Sua importância para as estatísticas oficiais reside na capacidade de monitorar o ciclo de vida das atividades econômicas. Ao analisar essa taxa em conjunto com o número de nascimentos, é possível mapear não apenas quantas unidades foram criadas em um dado período, mas, crucialmente, quais dessas novas iniciativas demonstraram viabilidade e persistência ao longo do tempo. O cálculo pode ser segmentado por dimensões setoriais amplas, utilizando as seções da Classificação Brasileira de Atividades Econômicas (CNAE), o que permite identificar padrões de risco ou crescimento diferenciados entre os diversos setores produtivos.

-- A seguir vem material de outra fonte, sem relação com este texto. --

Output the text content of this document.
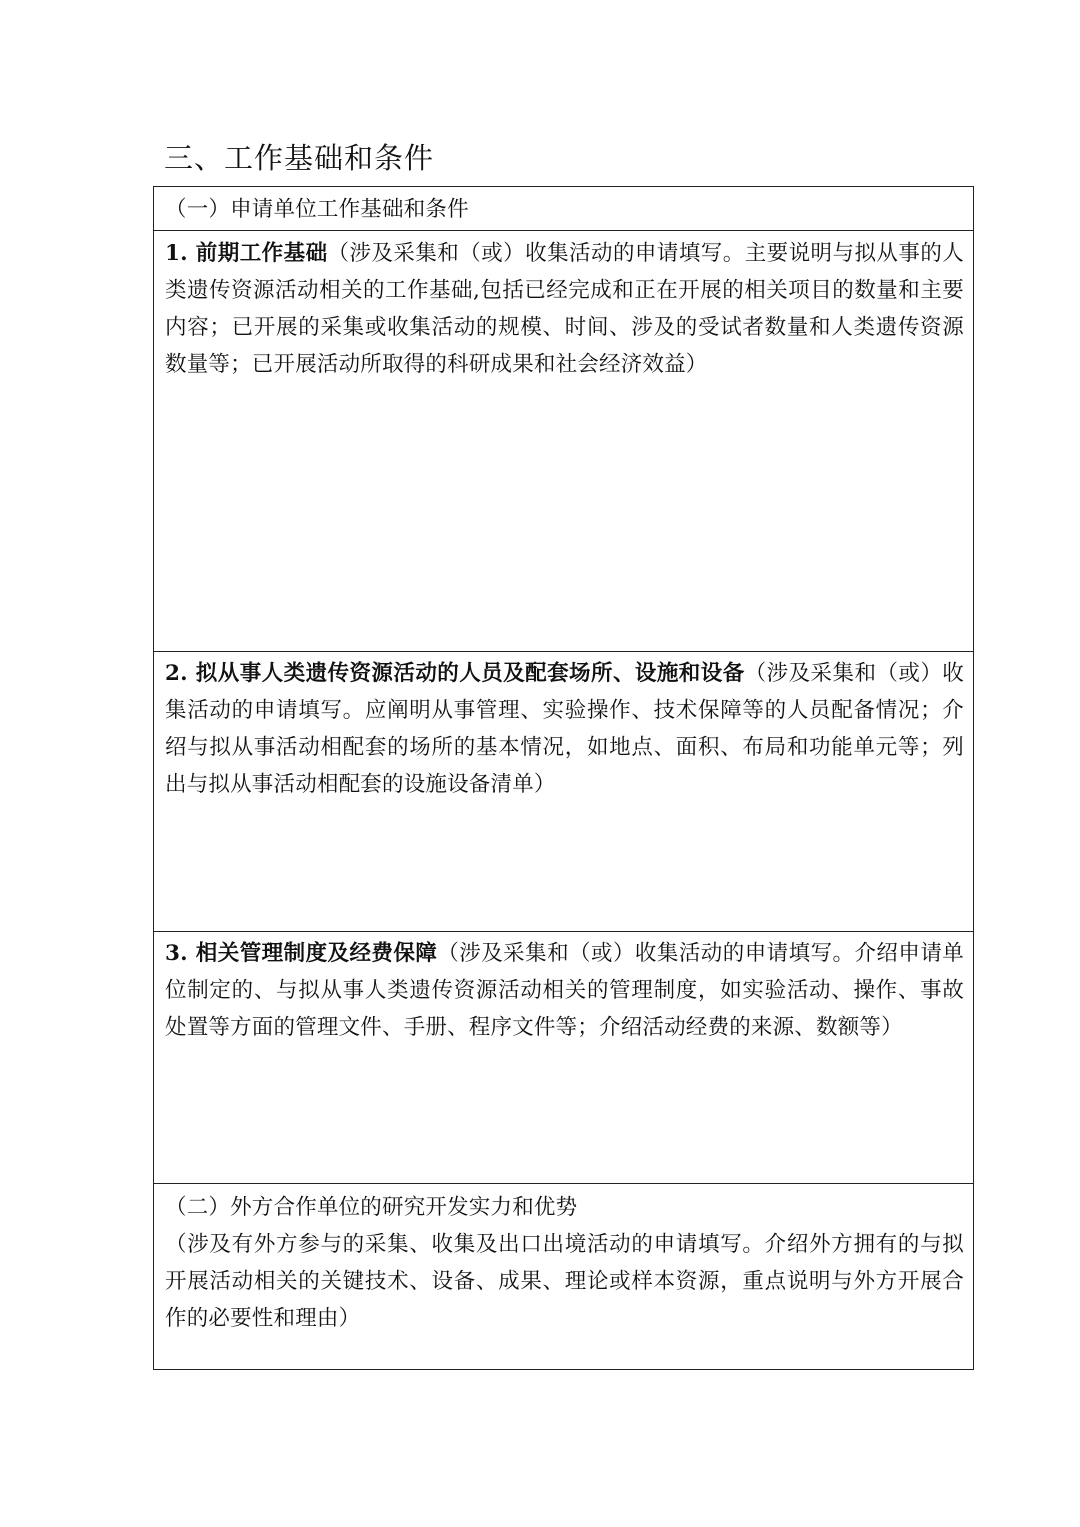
三、工作基础和条件
（一）申请单位工作基础和条件
1. 前期工作基础（涉及采集和（或）收集活动的申请填写。主要说明与拟从事的人类遗传资源活动相关的工作基础,包括已经完成和正在开展的相关项目的数量和主要内容；已开展的采集或收集活动的规模、时间、涉及的受试者数量和人类遗传资源数量等；已开展活动所取得的科研成果和社会经济效益）
2. 拟从事人类遗传资源活动的人员及配套场所、设施和设备（涉及采集和（或）收集活动的申请填写。应阐明从事管理、实验操作、技术保障等的人员配备情况；介绍与拟从事活动相配套的场所的基本情况，如地点、面积、布局和功能单元等；列出与拟从事活动相配套的设施设备清单）
3. 相关管理制度及经费保障（涉及采集和（或）收集活动的申请填写。介绍申请单位制定的、与拟从事人类遗传资源活动相关的管理制度，如实验活动、操作、事故处置等方面的管理文件、手册、程序文件等；介绍活动经费的来源、数额等）
（二）外方合作单位的研究开发实力和优势
（涉及有外方参与的采集、收集及出口出境活动的申请填写。介绍外方拥有的与拟开展活动相关的关键技术、设备、成果、理论或样本资源，重点说明与外方开展合作的必要性和理由）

A aplicação analítica dessa variável é vasta e crucial para a formulação de políticas públicas. Para gestores e pesquisadores, ela serve como um indicador de dinamismo setorial e vulnerabilidade estrutural. Por exemplo, ao cruzar a taxa de sobrevivência com faixas específicas de pessoal ocupado assalariado — como ocorre no acompanhamento das empresas empregadoras —, torna-se possível avaliar se o crescimento na abertura de negócios está sendo sustentado por estruturas laborais sólidas ou se há um alto índice de falências logo após o início.

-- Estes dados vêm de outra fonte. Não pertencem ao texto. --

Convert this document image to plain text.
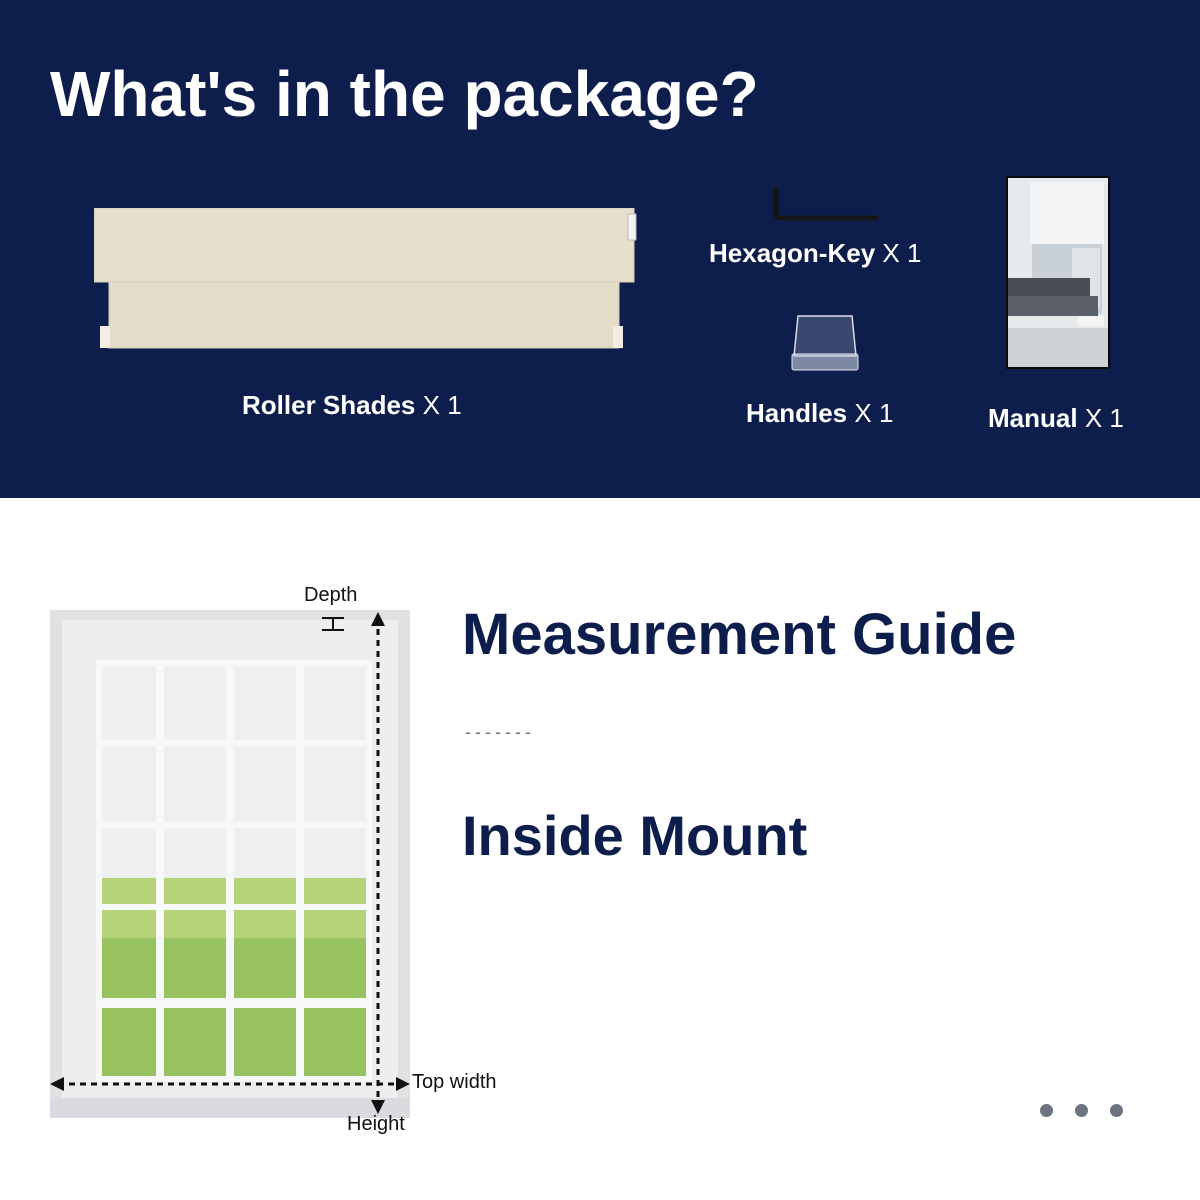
What's in the package?
Roller Shades X 1
Hexagon-Key X 1
Handles X 1	Manual X 1
Depth
Top width
Height
Measurement Guide
-------
Inside Mount
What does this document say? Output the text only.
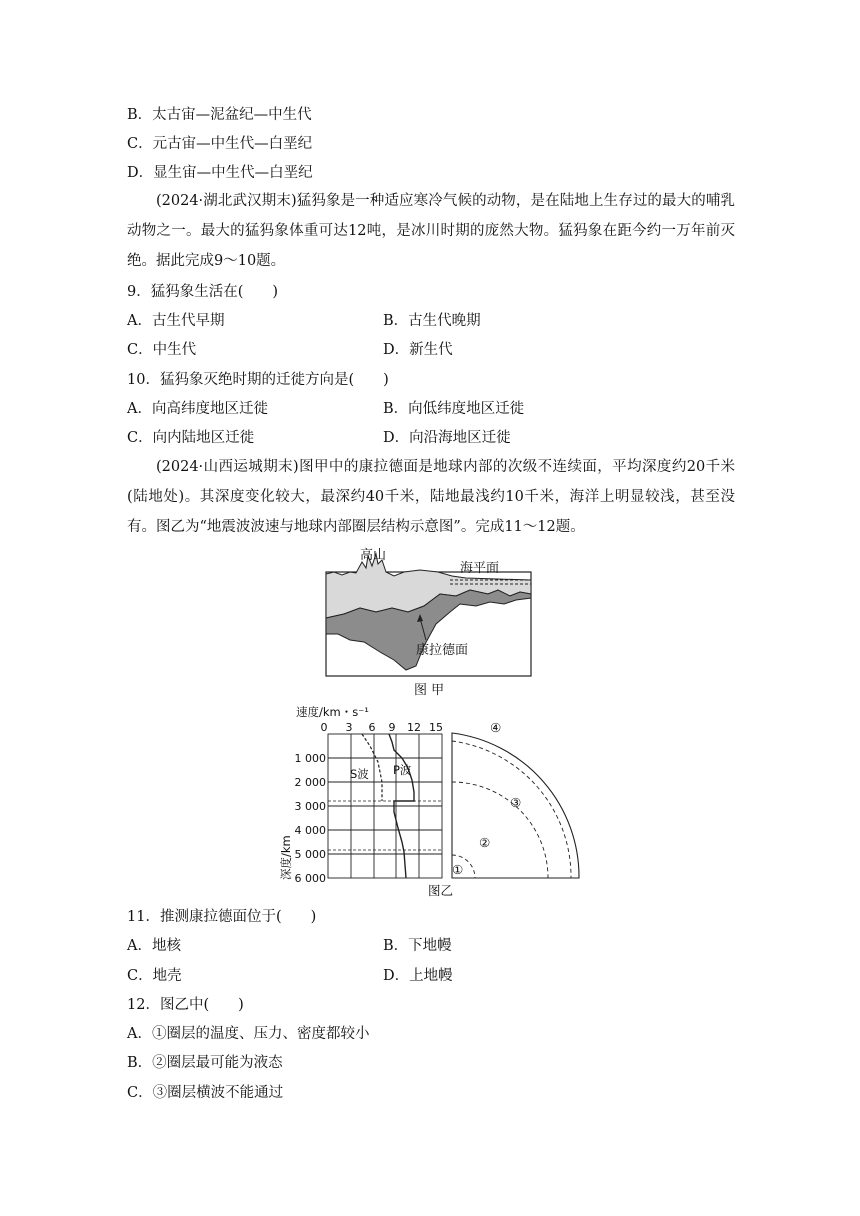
B．太古宙—泥盆纪—中生代
C．元古宙—中生代—白垩纪
D．显生宙—中生代—白垩纪
(2024·湖北武汉期末)猛犸象是一种适应寒冷气候的动物，是在陆地上生存过的最大的哺乳动物之一。最大的猛犸象体重可达12吨，是冰川时期的庞然大物。猛犸象在距今约一万年前灭绝。据此完成9～10题。
9．猛犸象生活在(　　)
A．古生代早期	B．古生代晚期
C．中生代	D．新生代
10．猛犸象灭绝时期的迁徙方向是(　　)
A．向高纬度地区迁徙	B．向低纬度地区迁徙
C．向内陆地区迁徙	D．向沿海地区迁徙
(2024·山西运城期末)图甲中的康拉德面是地球内部的次级不连续面，平均深度约20千米(陆地处)。其深度变化较大，最深约40千米，陆地最浅约10千米，海洋上明显较浅，甚至没有。图乙为“地震波波速与地球内部圈层结构示意图”。完成11～12题。
高山
海平面
康拉德面
图 甲
速度/km・s⁻¹
0 3 6 9 12 15
1 000
2 000
3 000
4 000
5 000
6 000
深度/km
S波 P波
④
③
②
①
图乙
11．推测康拉德面位于(　　)
A．地核	B．下地幔
C．地壳	D．上地幔
12．图乙中(　　)
A．①圈层的温度、压力、密度都较小
B．②圈层最可能为液态
C．③圈层横波不能通过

Em síntese, a variável permite ir além da mera contagem de unidades formadas e quantifica a qualidade do desenvolvimento econômico em cada setor. Ela contribui para que seja possível identificar setores com alta taxa de mortalidade (ou "mortalidade precoce"), sinalizando potencial necessidade de apoio regulatório ou de capacitação; inversamente, o monitoramento de altas taxas de sobrevivência confere evidências robustas sobre a consolidação e maturidade da atividade econômica em determinada região ou setor.